米国/NJ便り-その2

2016114
シーエムプラス顧問
栄木憲和

米国大統領選の投開票まであと4日、かつてない接戦と異例な顔合わせに米国中が沸き立っている。誰が1年前にトランプの善戦を予想しただろうか? 昨年から大統領戦の様子を眺めてきた感想は、「気力・体力・資金力」がないと続かないということである。気力;相手の誹謗・中傷があってもそれにめげずにやり返す精神的強靭さ(低俗な舌戦を聴衆の前で堂々とやり通すという図太さ)、体力;連日に及ぶ州から州への移動(70歳と69歳なのにタフである。しかし幌馬車時代ではあるまいし、ITを駆使してキャンペーンができないのだろうか? やはりface to faceが大切なのだろう)、資金力;クリントンは1300億円、トランプは800億円の資金を集めた(これだけの資金を使う選挙に対して大きな非難の声がある)。
 
10月28日にFBIがクリントンのメール問題について再調査に着手するという発表があり、最新のABCとWall Streetによると両氏の支持率が拮抗することになった。
大統領を最終的に決定する各州からの選挙人総数538人でみるとクリントンは264票、トランプ164票という予測でクリントンがいまだに優勢である。私の住んでいる町の家々の玄関先には支持者を表明する「TRUMP」「CLINTON」といった旗が星条旗と一緒にたなびいている。トランプはどちらかというと、白人低所得者層から圧倒的な支持があり、反面、女性・高所得者・高学歴者・インド・ヒスパニック・黒人には不人気である。
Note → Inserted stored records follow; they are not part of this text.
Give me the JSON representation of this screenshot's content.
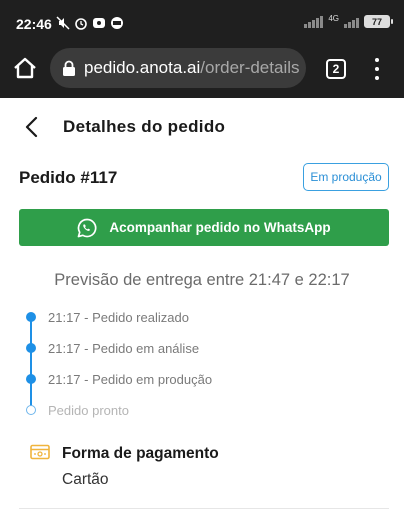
{
  "status_bar": {
    "time": "22:46",
    "network": "4G",
    "battery": "77"
  },
  "browser": {
    "url_domain": "pedido.anota.ai",
    "url_path": "/order-details",
    "tab_count": "2"
  },
  "header": {
    "title": "Detalhes do pedido"
  },
  "order": {
    "number": "Pedido #117",
    "status": "Em produção"
  },
  "whatsapp": {
    "label": "Acompanhar pedido no WhatsApp",
    "color": "#2f9e4a"
  },
  "delivery": {
    "estimate": "Previsão de entrega entre 21:47 e 22:17"
  },
  "timeline": [
    {
      "label": "21:17 - Pedido realizado",
      "done": true
    },
    {
      "label": "21:17 - Pedido em análise",
      "done": true
    },
    {
      "label": "21:17 - Pedido em produção",
      "done": true
    },
    {
      "label": "Pedido pronto",
      "done": false
    }
  ],
  "payment": {
    "title": "Forma de pagamento",
    "method": "Cartão",
    "icon": "card-icon"
  },
  "colors": {
    "accent": "#1e90e6",
    "whatsapp_green": "#2f9e4a",
    "status_bar": "#1f1f1f"
  }
}
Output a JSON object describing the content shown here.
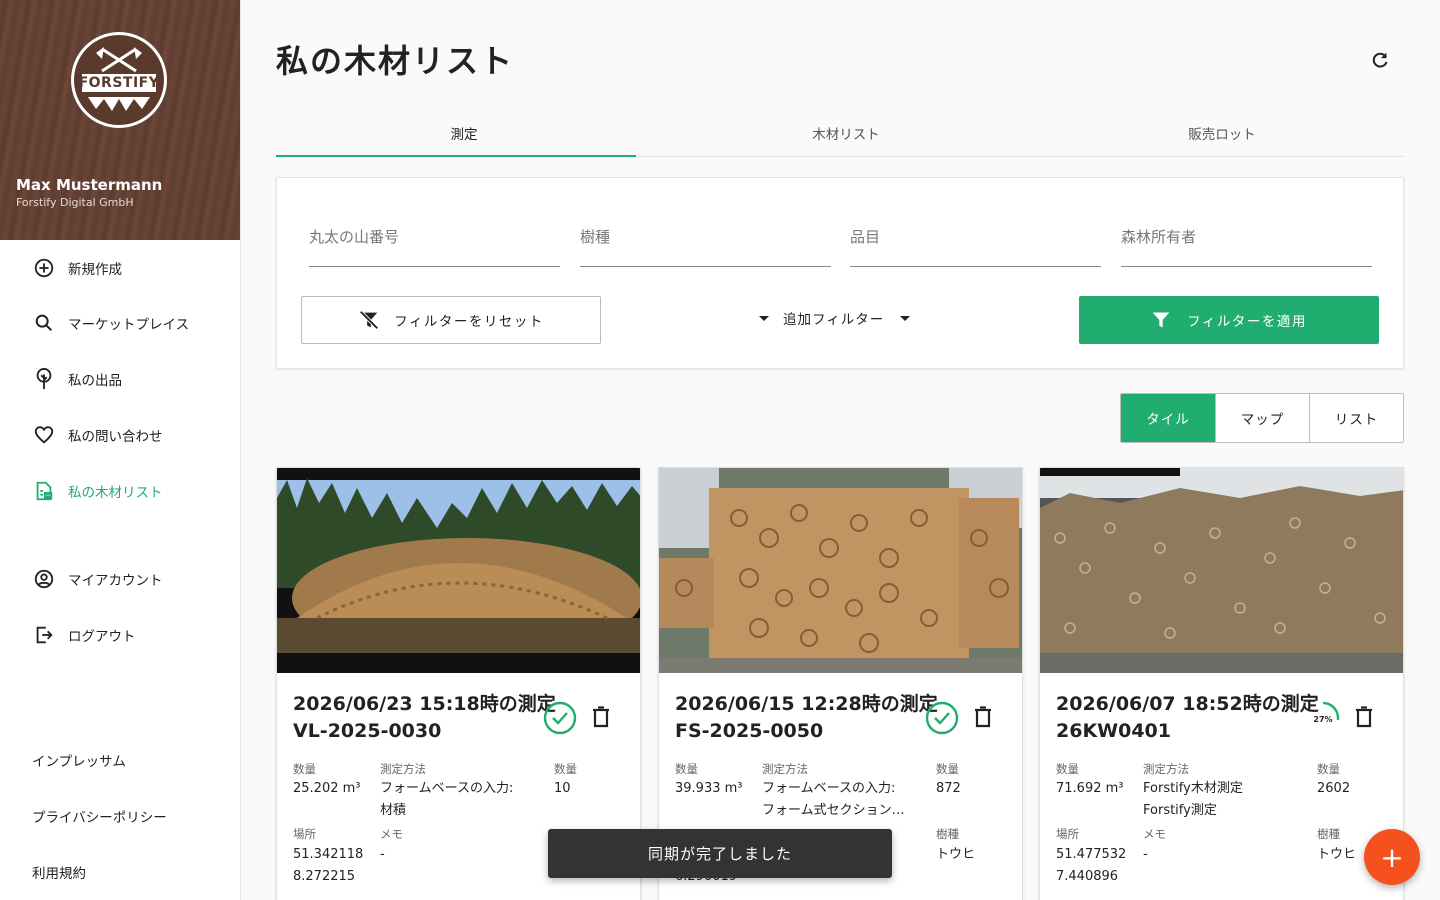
{
  "sidebar": {
    "brand": "FORSTIFY",
    "user_name": "Max Mustermann",
    "user_org": "Forstify Digital GmbH",
    "items": [
      {
        "label": "新規作成",
        "icon": "plus-circle-icon"
      },
      {
        "label": "マーケットプレイス",
        "icon": "search-icon"
      },
      {
        "label": "私の出品",
        "icon": "tree-icon"
      },
      {
        "label": "私の問い合わせ",
        "icon": "heart-icon"
      },
      {
        "label": "私の木材リスト",
        "icon": "document-list-icon"
      },
      {
        "label": "マイアカウント",
        "icon": "account-circle-icon"
      },
      {
        "label": "ログアウト",
        "icon": "logout-icon"
      }
    ],
    "footer": [
      "インプレッサム",
      "プライバシーポリシー",
      "利用規約"
    ]
  },
  "colors": {
    "accent": "#21ad6f",
    "fab": "#f4511e",
    "sidebar_header": "#5b3a2e"
  },
  "header": {
    "title": "私の木材リスト"
  },
  "tabs": [
    "測定",
    "木材リスト",
    "販売ロット"
  ],
  "filters": {
    "fields": [
      {
        "placeholder": "丸太の山番号",
        "value": ""
      },
      {
        "placeholder": "樹種",
        "value": ""
      },
      {
        "placeholder": "品目",
        "value": ""
      },
      {
        "placeholder": "森林所有者",
        "value": ""
      }
    ],
    "reset_label": "フィルターをリセット",
    "more_label": "追加フィルター",
    "apply_label": "フィルターを適用"
  },
  "view_toggle": [
    "タイル",
    "マップ",
    "リスト"
  ],
  "labels": {
    "quantity": "数量",
    "method": "測定方法",
    "count": "数量",
    "location": "場所",
    "memo": "メモ",
    "species": "樹種"
  },
  "cards": [
    {
      "title": "2026/06/23 15:18時の測定",
      "subtitle": "VL-2025-0030",
      "status": "done",
      "volume": "25.202 m³",
      "method_1": "フォームベースの入力:",
      "method_2": "材積",
      "count": "10",
      "lat": "51.342118",
      "lon": "8.272215",
      "memo": "-",
      "species": ""
    },
    {
      "title": "2026/06/15 12:28時の測定",
      "subtitle": "FS-2025-0050",
      "status": "done",
      "volume": "39.933 m³",
      "method_1": "フォームベースの入力:",
      "method_2": "フォーム式セクション…",
      "count": "872",
      "lat": "",
      "lon": "6.290019",
      "memo": "",
      "species": "トウヒ"
    },
    {
      "title": "2026/06/07 18:52時の測定",
      "subtitle": "26KW0401",
      "status": "progress",
      "progress_label": "27%",
      "progress": 0.27,
      "volume": "71.692 m³",
      "method_1": "Forstify木材測定",
      "method_2": "Forstify測定",
      "count": "2602",
      "lat": "51.477532",
      "lon": "7.440896",
      "memo": "-",
      "species": "トウヒ"
    }
  ],
  "toast": "同期が完了しました",
  "fab_label": "+"
}
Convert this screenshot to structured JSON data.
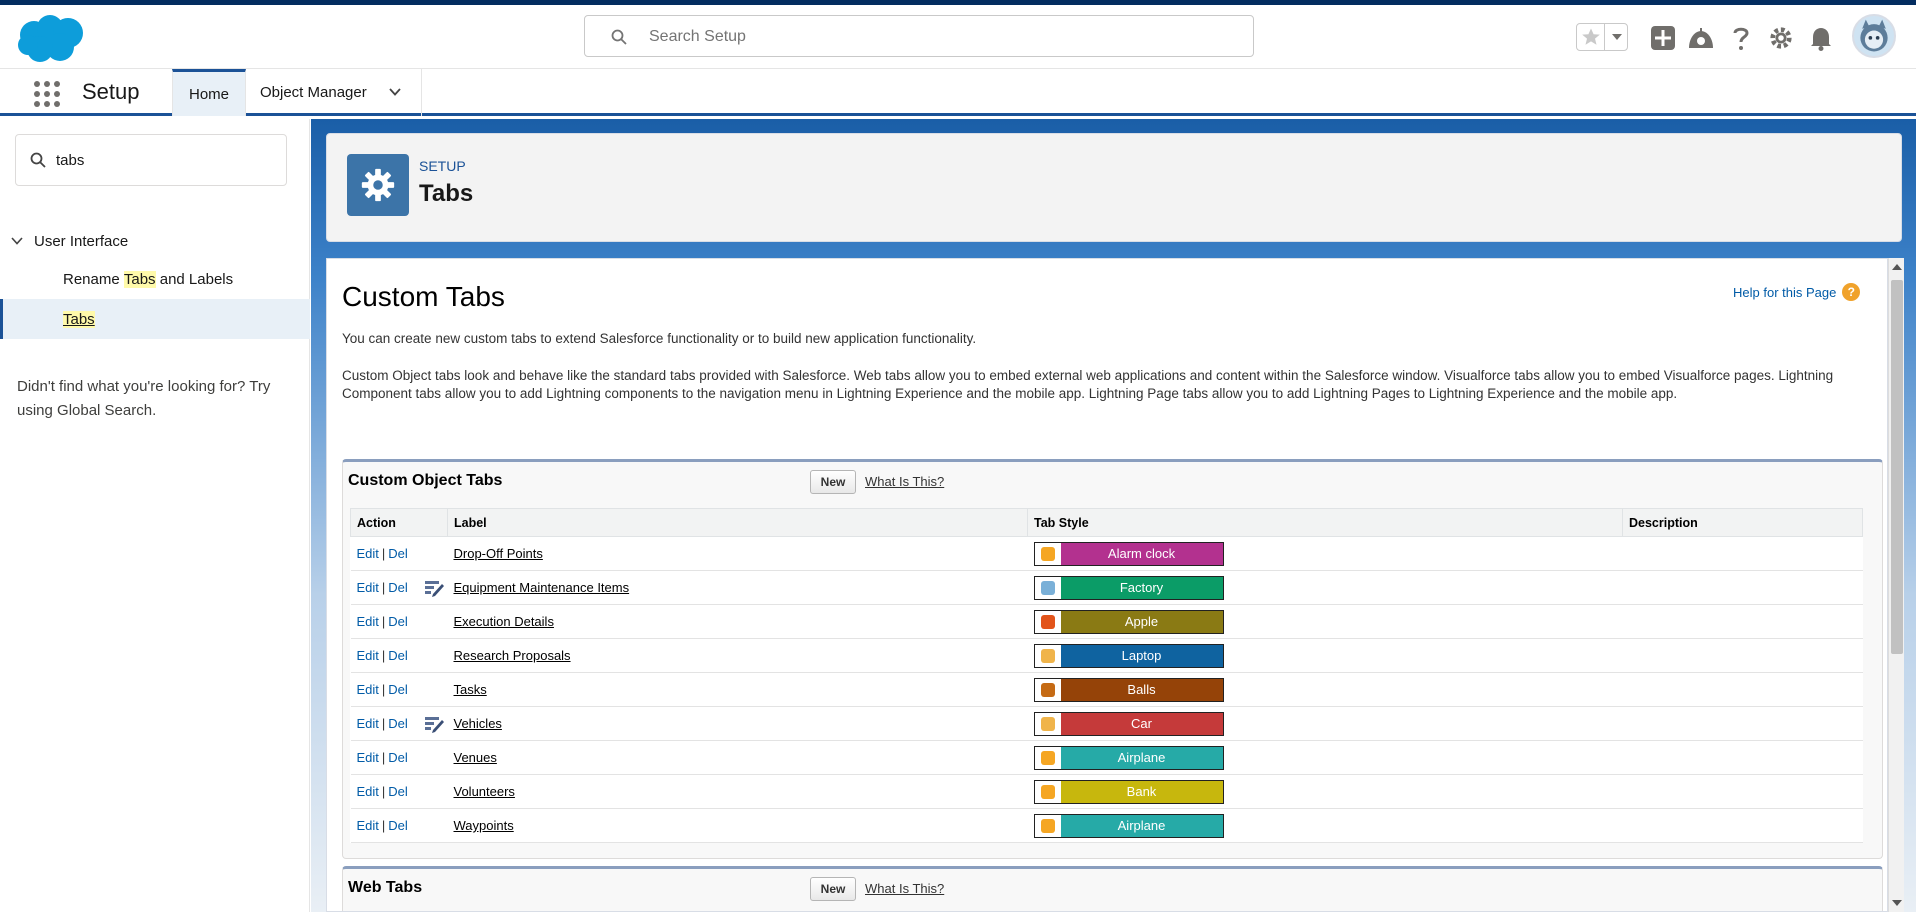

私のインド人の友人(Bostonでバイオベンチャーを立ち上げたCEO)は子供たちの将来を考えるとトランプは絶対に支持をしないと言っている。一方、クリントンはヒスパニック・黒人層に支持を受けているが、エスタブリッシュというイメージが強く若い女性層に不人気である。
トランプについては、10月に公開されたMichael Moore映画監督の‘Michael Moore in TrumpLand’ (iTunesでも配信)が興味深い。Moore監督はこれは決してトランプ下ろしのための映画ではないとしながらも、トランプへの投票がBrexist(英国のEU離脱)のような結果になってはならない。政治・経済・社会への怒りや不満(特にアメリカの中産階級層)からの彼への投票は後悔をもたらすだけだ、と語りかけている。彼は、貧困にあえいでいる人も、億万長者も等しく与えられたアメリカ国民としての権利、それは投票に行くことだと語りかけクリントン支持を訴える。クリントンは今まで女性として様々な差別と不当な扱いを受けてきたがそれに屈せず、多くの女性に希望を与えようとしている、クリントンを嫌いでも構わない。しかしアメリカの将来の希望のためにクリントンに一票を入れようじゃないかと締めくくる。Mooreの懸念として、USA TODAY(10/27/2016)のインタビューで、ヒラリーはタカ派ゆえに戦争を起す危険性があるが、米国を絶対に戦渦に巻き込んではならないとコメントしている。
11月8日22:00には激戦州であるネバダ・ユタ州、その後23:00にはハワイ州、そして最後には翌日午前1時にアラスカ州の投票が終わり、日本時間で11月9日の夕方には米国の新しい大統領の選挙結果が判明しているだろう。結果の行方に興味は尽きない。